How does AIG come into this picture?
CDOs have another neat feature for banks. You can insure the value of a CDO by buying a CDS (Credit Debt Swap). A CDS is an insurance account for the par value of a CDO.
This is like an insurance policy on your home if it offers "full replacement coverage" against disaster.
It is a smart idea to buy a CDS for each CDO you own.
AIG wrote most if not all of the CDSs for the CDOs that were derived from GM bonds.
How is this driving GM into bankruptcy?
Last year the US government bailed out GM from a short term cash flow crisis and gave them instructions to reorganize their debts.
The thinking was that all of the holders of General Motors' corporate bonds would be forced to take a markdown in the discount value of their bonds.
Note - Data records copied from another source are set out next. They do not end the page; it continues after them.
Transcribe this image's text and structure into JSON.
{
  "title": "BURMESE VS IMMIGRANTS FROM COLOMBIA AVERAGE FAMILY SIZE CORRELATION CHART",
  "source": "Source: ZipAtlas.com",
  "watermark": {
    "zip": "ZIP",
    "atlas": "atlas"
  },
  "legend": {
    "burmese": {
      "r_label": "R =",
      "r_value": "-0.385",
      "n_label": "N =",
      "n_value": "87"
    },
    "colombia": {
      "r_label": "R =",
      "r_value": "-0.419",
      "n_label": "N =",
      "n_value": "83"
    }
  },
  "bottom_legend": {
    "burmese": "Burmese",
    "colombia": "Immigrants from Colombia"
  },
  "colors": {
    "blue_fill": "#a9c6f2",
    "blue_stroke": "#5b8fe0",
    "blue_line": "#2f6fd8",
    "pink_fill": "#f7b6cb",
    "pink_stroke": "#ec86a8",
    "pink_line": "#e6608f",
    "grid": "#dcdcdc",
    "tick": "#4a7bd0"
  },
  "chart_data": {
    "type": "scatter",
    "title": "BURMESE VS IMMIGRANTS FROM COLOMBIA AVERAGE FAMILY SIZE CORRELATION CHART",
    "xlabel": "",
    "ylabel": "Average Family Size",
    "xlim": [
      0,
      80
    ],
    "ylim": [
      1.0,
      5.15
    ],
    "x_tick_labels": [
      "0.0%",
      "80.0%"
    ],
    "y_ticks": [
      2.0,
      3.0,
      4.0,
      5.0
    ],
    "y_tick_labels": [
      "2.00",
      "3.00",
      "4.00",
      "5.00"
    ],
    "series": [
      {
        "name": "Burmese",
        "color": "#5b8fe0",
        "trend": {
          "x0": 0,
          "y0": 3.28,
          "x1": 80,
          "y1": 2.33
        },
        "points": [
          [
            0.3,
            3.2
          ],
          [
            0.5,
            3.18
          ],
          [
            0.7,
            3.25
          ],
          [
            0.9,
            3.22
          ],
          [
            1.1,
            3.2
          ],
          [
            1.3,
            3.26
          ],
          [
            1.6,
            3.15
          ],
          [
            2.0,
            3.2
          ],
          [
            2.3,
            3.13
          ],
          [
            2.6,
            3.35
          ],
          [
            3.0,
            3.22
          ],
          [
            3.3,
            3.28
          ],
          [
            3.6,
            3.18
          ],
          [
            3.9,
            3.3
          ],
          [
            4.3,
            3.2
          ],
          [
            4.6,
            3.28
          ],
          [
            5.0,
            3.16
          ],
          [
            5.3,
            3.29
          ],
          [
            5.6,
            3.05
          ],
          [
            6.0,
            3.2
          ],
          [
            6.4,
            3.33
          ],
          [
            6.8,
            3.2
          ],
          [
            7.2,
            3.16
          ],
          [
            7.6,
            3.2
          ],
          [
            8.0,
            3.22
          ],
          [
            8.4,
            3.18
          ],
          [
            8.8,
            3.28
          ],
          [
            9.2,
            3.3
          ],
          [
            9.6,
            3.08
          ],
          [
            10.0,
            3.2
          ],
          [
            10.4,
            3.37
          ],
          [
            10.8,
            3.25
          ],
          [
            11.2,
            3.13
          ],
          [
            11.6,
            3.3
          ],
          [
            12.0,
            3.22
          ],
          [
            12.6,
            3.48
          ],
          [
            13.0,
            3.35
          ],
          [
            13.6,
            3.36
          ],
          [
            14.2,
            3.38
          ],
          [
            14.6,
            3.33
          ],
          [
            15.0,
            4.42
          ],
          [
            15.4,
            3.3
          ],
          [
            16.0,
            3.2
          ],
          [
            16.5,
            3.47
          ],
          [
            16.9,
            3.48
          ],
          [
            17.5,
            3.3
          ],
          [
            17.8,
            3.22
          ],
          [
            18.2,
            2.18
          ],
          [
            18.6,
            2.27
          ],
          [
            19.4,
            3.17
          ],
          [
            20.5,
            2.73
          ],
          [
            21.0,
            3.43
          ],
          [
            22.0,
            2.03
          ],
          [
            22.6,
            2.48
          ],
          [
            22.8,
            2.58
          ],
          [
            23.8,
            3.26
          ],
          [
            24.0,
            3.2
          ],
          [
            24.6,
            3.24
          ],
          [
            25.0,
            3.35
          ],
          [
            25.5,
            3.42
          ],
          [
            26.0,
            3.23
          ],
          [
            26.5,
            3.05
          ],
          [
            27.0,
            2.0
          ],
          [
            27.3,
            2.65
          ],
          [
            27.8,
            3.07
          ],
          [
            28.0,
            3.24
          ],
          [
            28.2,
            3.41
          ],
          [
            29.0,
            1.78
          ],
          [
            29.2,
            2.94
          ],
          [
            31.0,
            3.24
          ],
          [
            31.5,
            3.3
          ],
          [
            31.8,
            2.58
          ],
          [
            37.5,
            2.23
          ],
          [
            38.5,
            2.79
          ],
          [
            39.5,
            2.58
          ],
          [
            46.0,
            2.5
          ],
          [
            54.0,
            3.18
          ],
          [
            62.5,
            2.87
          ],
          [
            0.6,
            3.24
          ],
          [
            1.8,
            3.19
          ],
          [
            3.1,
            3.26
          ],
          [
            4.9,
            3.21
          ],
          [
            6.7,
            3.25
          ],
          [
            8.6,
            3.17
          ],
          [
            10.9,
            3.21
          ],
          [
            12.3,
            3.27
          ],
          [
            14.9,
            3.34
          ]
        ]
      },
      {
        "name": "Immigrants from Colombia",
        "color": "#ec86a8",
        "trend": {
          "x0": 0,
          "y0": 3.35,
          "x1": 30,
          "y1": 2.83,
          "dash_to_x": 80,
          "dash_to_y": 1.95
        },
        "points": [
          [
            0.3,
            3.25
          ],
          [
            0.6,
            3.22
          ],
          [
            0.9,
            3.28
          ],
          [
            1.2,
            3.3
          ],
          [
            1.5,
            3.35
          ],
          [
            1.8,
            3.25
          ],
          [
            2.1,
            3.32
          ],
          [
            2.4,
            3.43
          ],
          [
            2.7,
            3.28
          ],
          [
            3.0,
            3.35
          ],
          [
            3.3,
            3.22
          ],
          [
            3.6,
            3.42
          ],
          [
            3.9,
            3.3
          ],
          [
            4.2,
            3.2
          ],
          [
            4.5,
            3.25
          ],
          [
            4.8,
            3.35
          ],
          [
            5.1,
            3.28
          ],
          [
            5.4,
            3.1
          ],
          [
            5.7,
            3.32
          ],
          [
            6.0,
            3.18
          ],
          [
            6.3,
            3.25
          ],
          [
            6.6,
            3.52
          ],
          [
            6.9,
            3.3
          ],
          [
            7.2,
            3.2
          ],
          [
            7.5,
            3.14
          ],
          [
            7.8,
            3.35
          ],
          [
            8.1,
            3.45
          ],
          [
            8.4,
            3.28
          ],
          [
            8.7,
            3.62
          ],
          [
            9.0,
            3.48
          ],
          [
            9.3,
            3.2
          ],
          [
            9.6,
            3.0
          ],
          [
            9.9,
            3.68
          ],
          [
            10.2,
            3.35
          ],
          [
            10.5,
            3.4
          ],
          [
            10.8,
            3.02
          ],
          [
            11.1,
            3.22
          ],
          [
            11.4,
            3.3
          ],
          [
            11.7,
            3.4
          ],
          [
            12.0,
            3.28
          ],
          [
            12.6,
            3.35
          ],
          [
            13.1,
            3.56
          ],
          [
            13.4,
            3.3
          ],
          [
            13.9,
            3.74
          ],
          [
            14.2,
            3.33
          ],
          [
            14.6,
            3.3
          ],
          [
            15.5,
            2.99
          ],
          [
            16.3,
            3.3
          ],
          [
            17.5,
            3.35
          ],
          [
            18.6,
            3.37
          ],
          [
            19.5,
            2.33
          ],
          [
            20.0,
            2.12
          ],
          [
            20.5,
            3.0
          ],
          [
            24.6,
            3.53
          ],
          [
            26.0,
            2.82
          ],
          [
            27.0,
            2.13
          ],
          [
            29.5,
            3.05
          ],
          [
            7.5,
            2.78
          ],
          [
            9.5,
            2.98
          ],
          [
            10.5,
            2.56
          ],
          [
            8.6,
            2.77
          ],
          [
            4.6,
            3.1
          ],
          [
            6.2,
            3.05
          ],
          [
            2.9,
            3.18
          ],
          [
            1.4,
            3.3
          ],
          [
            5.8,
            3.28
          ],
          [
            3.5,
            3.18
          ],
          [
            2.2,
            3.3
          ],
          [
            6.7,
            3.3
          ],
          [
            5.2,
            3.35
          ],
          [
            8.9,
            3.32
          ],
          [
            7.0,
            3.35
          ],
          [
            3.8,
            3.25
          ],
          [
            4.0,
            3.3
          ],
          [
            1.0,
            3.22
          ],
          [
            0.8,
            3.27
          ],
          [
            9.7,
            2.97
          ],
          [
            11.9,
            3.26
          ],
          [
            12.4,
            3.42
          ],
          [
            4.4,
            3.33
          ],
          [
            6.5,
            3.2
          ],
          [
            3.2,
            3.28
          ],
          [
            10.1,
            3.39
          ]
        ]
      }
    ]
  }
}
Finances are supposed to work like that.
But the holders of CDOs derived from GM corporate bonds were insured for their full par value by AIG CDSs. And all AIG CDSs were guaranteed by the US government for their full par value. Therefore the holders of these CDOs said, "No, we're not going to take any markdowns. We are insured for the full value."
As a result, GM could not force the discount value of their bonds down and they could not buy them back at a low market value rate.
When you can't pay your creditors off, they come to collect. This is what has happened to GM.
So think about this:
If AIG did not insure the value of the CDOs derived from GM bonds, their value and the value of GM bonds would naturally decline. And GM could buy them back at a lower rate, and preserve enough cash to continue to operate. But the United States has guaranteed the value of the CDSs issued by AIG against those CDOs, so their value cannot decline. As a result, GM has no takers when they offer to buy back their corporate bonds at a discount value less than they were initially sold.
That's why General Motors is being forced into bankruptcy.
This is a case where the US government should get out of the market.